Summer 2003: Algorithm Library Design
Projects
The course requires a project for grading (40%). The project is
chosen on mutual agreement with the lecturers. The student can propose
a project or the student can choose from the suggested projects
below. The project could be, for example, redesigning some part of an
existing system or another project (thesis work etc.) into a library
module. Some projects are intentionally "open end" and can be extended
to a FoPra, bachelor, master or diploma thesis at the end of the
course.
After four weeks (Tuesday, 20.05.03), a short presentation of the
project is expected in class. The student presents the problem, the
objectives that the student wishes to address with the design, and the
first plans for the design and its realization. At the end of the term
(Thursday, 24.07.03) a final presentation is expected. We plan to add
further milestones for the project to ensure a steady progress.
The projects have to be realized in C++. We suggest teamwork, and
if several students pick the same project, we insist on teams. Teams
can consist of two or three students. Two teams can share the same
project. Students that come later than the first two teams of the same
project have to select a different project.
Suggestions for Projects
No previous knowledge in the domain is required.
-
Exact String Matching
[Kärkkäinen]
-
Compact Container for Graphs [Pion]
-
C++ allocators based on the design
of vmalloc
[Kärkkäinen]
-
Polygon Triangulation [Kettner]
-
Bucketing/Grid Data Structure [Pion,Kettner]
-
Binary Space Partition (BSP) Tree Data Structure [Pion,Kettner]
-
Priority Queues: generative programming with different requirements
on the priority queue, such as monotone priority queue, existence of
a decrease-key function etc. [Kärkkäinen]
-
Radix Sorting: various algorithms that all work on a generic type,
e.g. integers or doubles. [Kärkkäinen]
-
Bit-vector: targeted for bit-parallel algorithms, for example realized
with machine-word sized integers. Specializations for fixed number of bits.
[Kärkkäinen,Pion]
-
Generic CGAL Kernel, for example, 2D projection of 3D geometry [Pion]
-
Implement R.J. Lipton, R.E. Tarjan. A Separator Theorem for planar
graphs. SIAM J. Appl. Math. 36 (1979), pp. 177-189, as a generic
graph algorithm to work on graphs in the Boost
Graph Library, on the Halfedge Data Structure in
CGAL, and on graphs in LEDA.
[Kettner]
Previous knowledge in the domain is required!
-
Generic Mesh Algorithms [Kettner]
-
Point Location in 2D Triangulations and Planar Maps [Pion]
-
Image Processing Library: 2d-iterator, filter algorithms. [Kettner,Pion]
-
Generic compression algorithms. Huffman, Lempel-Ziv, arithmetic coding,
Burrows-Wheeler transform (bzip2). [Kärkkäinen,Pion,Kettner]
Shared with FoPra: An Algorithm Library for Massive Data Sets
Projects can also be shared with the FoPra An
Algorithm Library for Massive Data Sets. Note that this of
course adds an additional twist on the FoPra to be a project in this
class. Amonge the possible projects are (details similar to above
projects will be worked out on demand):
- Implement simple STL containers (queues, vectors,...), iterators, and
algorithms (find, for_each,...). How should simple STL components be
refined? For example giving hints for the kind of accesses in the future
so that the library can do prefetching.
- B-Trees: THE external memory search tree data structure.
Can be used to implement the STL sorted container classes (multi)map and (multi)set
- Priority Queues.
- Sorting Strings This
is algorithmically interesting because it is not quite obvious how
to achieve time O(N + n log n) for sorting n strings of total length N.
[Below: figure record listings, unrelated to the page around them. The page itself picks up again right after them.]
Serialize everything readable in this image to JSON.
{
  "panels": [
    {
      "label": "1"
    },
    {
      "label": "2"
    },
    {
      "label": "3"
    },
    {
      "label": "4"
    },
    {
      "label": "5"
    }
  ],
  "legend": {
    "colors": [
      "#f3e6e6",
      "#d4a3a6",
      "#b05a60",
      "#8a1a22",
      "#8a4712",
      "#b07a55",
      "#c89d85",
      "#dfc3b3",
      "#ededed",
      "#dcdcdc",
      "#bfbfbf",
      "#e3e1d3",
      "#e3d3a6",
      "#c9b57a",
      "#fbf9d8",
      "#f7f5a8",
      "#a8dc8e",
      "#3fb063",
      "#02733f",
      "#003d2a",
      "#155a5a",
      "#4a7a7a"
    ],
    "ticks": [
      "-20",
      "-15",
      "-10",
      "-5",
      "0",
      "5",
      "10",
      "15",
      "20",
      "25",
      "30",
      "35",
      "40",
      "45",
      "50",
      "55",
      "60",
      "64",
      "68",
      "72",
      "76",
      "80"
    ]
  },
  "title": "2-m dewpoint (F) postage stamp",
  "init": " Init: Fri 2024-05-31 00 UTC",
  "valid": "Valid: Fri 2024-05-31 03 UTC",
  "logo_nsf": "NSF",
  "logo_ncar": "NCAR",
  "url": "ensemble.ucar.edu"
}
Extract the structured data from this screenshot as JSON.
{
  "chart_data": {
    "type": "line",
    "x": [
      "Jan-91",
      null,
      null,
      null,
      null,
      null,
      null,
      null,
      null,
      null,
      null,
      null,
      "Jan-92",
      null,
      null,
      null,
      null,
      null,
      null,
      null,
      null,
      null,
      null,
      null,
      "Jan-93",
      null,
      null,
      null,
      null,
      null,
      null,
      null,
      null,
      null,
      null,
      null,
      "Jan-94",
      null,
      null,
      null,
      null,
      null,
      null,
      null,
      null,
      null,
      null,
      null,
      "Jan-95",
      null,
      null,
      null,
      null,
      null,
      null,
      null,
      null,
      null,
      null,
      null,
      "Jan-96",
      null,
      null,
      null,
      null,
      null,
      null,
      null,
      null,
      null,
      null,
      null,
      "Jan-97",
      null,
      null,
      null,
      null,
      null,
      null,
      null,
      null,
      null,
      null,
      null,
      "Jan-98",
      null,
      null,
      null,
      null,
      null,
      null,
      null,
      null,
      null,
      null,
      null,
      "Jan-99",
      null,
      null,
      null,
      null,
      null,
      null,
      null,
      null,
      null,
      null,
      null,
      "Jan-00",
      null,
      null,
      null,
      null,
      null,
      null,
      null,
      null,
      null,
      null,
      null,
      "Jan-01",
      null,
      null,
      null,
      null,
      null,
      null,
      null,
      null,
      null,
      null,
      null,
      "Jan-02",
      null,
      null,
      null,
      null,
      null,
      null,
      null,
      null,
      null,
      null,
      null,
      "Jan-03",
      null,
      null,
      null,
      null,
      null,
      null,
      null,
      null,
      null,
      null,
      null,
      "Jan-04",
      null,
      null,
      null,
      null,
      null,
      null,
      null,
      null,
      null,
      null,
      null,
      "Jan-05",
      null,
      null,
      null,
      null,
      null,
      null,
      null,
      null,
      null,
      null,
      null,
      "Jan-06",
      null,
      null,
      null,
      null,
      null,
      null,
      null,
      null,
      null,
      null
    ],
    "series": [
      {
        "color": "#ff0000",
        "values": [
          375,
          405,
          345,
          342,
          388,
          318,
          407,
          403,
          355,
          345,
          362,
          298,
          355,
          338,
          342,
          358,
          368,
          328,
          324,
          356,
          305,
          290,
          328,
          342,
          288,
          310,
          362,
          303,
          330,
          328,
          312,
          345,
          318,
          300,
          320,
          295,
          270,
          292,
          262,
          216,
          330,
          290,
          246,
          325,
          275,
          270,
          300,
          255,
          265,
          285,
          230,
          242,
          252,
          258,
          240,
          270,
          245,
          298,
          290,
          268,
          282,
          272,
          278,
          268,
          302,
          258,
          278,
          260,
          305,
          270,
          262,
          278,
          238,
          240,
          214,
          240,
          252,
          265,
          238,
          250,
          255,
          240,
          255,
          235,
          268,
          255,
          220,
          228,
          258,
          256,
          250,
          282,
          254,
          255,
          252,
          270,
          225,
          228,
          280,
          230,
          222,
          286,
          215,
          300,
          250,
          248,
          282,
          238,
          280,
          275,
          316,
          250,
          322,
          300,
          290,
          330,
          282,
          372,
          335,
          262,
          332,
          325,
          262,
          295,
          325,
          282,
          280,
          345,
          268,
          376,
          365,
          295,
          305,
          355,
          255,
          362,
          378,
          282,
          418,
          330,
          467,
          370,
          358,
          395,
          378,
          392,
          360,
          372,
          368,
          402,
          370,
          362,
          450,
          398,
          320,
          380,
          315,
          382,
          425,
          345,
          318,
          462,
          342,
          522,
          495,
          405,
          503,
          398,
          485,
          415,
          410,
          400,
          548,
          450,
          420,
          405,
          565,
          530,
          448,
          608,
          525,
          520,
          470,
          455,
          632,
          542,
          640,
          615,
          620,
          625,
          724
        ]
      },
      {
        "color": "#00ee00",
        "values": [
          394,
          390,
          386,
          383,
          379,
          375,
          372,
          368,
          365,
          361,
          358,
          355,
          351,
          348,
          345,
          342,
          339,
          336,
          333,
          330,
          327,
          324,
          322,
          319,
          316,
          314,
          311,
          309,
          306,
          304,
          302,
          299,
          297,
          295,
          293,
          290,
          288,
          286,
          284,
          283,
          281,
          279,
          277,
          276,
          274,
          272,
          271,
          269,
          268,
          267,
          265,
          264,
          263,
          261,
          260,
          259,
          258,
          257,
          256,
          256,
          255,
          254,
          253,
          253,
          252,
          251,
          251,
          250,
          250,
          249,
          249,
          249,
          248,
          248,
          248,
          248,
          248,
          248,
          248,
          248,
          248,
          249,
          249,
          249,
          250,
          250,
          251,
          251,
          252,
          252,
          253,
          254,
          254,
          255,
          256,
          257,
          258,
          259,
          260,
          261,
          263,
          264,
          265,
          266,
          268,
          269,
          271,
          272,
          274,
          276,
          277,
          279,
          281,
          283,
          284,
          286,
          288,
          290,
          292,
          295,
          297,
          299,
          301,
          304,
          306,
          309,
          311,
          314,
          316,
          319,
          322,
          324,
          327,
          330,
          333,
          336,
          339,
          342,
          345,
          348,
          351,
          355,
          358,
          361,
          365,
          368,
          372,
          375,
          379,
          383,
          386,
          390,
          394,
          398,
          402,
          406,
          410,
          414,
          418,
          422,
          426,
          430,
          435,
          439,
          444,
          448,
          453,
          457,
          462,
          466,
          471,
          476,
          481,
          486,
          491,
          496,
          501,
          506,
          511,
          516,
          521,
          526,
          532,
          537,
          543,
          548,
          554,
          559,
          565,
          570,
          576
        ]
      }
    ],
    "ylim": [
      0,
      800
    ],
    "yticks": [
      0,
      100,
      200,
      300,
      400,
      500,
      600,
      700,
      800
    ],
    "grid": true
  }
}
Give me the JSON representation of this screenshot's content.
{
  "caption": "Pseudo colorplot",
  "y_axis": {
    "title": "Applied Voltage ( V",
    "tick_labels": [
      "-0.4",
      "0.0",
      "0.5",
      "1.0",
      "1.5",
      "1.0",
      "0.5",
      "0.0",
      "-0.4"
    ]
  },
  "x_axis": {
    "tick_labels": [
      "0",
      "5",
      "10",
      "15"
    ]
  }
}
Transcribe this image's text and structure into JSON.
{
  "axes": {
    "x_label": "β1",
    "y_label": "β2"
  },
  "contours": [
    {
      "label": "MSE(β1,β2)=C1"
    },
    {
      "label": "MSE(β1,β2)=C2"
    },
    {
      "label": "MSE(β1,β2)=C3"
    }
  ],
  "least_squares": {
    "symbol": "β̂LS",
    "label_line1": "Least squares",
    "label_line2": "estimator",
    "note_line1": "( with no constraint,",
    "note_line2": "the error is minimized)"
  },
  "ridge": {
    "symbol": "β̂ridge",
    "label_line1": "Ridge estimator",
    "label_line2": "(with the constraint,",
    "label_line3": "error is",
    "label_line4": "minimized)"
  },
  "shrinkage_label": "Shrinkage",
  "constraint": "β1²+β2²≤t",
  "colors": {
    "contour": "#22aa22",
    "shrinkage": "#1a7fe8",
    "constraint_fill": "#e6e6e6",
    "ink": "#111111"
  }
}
It is also interesting as an example of an algorithm that works with variable length
items. How can our library elegantly support that?
- Suffix Array Construction.
The key to many string applications: Compression using Burrows-Wheeler transform,
full text indexing, various Bioinformatics applications. Can our library
support efficient implementation of this nontrivial algorithm using
its built in primitives for sorting etc.?
- An elegent implementation of pipelining: Often the output of one
operation on a sequence of elements (filtering, transforming, sorting,...)
is the input for other operations. We can save I/Os by offering a mechanism
similar to the unix pipe ("|") operator. How can this be implemented elegantly
in an STL-like library?
- Implement a class Relation that supports the typical operation of
a relational database (select, join, project).
- External memory numerics: Sparse matrices, solving partial differential equations,...
- External memory minimum spanning trees
- External memory graph partitioning for planar graphs
- Geometric data structures and algorithms
- Frequent Item Set Data Mining
Lutz Kettner
(
<surname>@mpi-inf.mpg.de).
Last modified on Tuesday, 17-Jan-2006 17:53:40 MET.